Reitman was born in Komarno, Czechoslovakia and his family fled when he was 4, eventually making it to Canada. His post-"Ghostbusters" hits enlisted the help of another European immigrant, one known more for blowing things up, not bowling over audiences with laughter. Enlisting Arnold Schwarzenegger to play against type, together they made the strong comedies "Twins," "Kindergarten Cop," and "Junior." Schwarzenegger remembered Reitman as "a great director and friend: he could see something in you that other people didn't, and he could help you show the rest of the world." At the time of Reitman's death, the two were reportedly in pre-production on a long-gestating "Twins" sequel entitled "Triplets."

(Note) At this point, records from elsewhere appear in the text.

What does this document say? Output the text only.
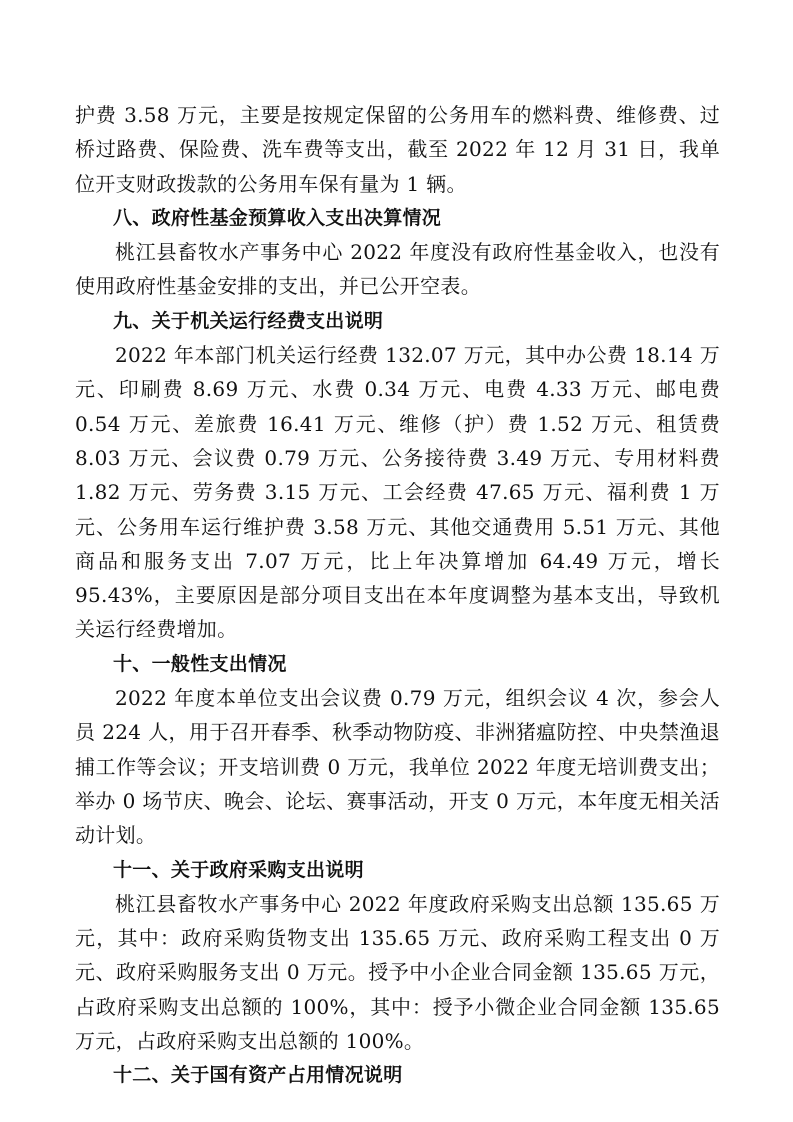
护费 3.58 万元，主要是按规定保留的公务用车的燃料费、维修费、过桥过路费、保险费、洗车费等支出，截至 2022 年 12 月 31 日，我单位开支财政拨款的公务用车保有量为 1 辆。

八、政府性基金预算收入支出决算情况

桃江县畜牧水产事务中心 2022 年度没有政府性基金收入，也没有使用政府性基金安排的支出，并已公开空表。

九、关于机关运行经费支出说明

2022 年本部门机关运行经费 132.07 万元，其中办公费 18.14 万元、印刷费 8.69 万元、水费 0.34 万元、电费 4.33 万元、邮电费 0.54 万元、差旅费 16.41 万元、维修（护）费 1.52 万元、租赁费 8.03 万元、会议费 0.79 万元、公务接待费 3.49 万元、专用材料费 1.82 万元、劳务费 3.15 万元、工会经费 47.65 万元、福利费 1 万元、公务用车运行维护费 3.58 万元、其他交通费用 5.51 万元、其他商品和服务支出 7.07 万元，比上年决算增加 64.49 万元，增长 95.43%，主要原因是部分项目支出在本年度调整为基本支出，导致机关运行经费增加。

十、一般性支出情况

2022 年度本单位支出会议费 0.79 万元，组织会议 4 次，参会人员 224 人，用于召开春季、秋季动物防疫、非洲猪瘟防控、中央禁渔退捕工作等会议；开支培训费 0 万元，我单位 2022 年度无培训费支出；举办 0 场节庆、晚会、论坛、赛事活动，开支 0 万元，本年度无相关活动计划。

十一、关于政府采购支出说明

桃江县畜牧水产事务中心 2022 年度政府采购支出总额 135.65 万元，其中：政府采购货物支出 135.65 万元、政府采购工程支出 0 万元、政府采购服务支出 0 万元。授予中小企业合同金额 135.65 万元，占政府采购支出总额的 100%，其中：授予小微企业合同金额 135.65 万元，占政府采购支出总额的 100%。

十二、关于国有资产占用情况说明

In addition to directing, Reitman was a prolific producer, working on "Space Jam," "Private Parts," and the 2009 film directed by his son Jason, "Up In The Air." That film was nominated for Best Picture, earning the senior Reitman his first and only Academy Award nomination. Ivan passed the "Ghostbusters" torch off to his son years later, serving as a producer on his "Ghostbusters: Afterlife."

Upon his father's passing on February 12, 2022, at age 75, Jason said in tribute: "He came from a family of survivors and turned his legacy into laughter ... please enjoy his movies and remember his storytelling gifts. Nothing would make him happier."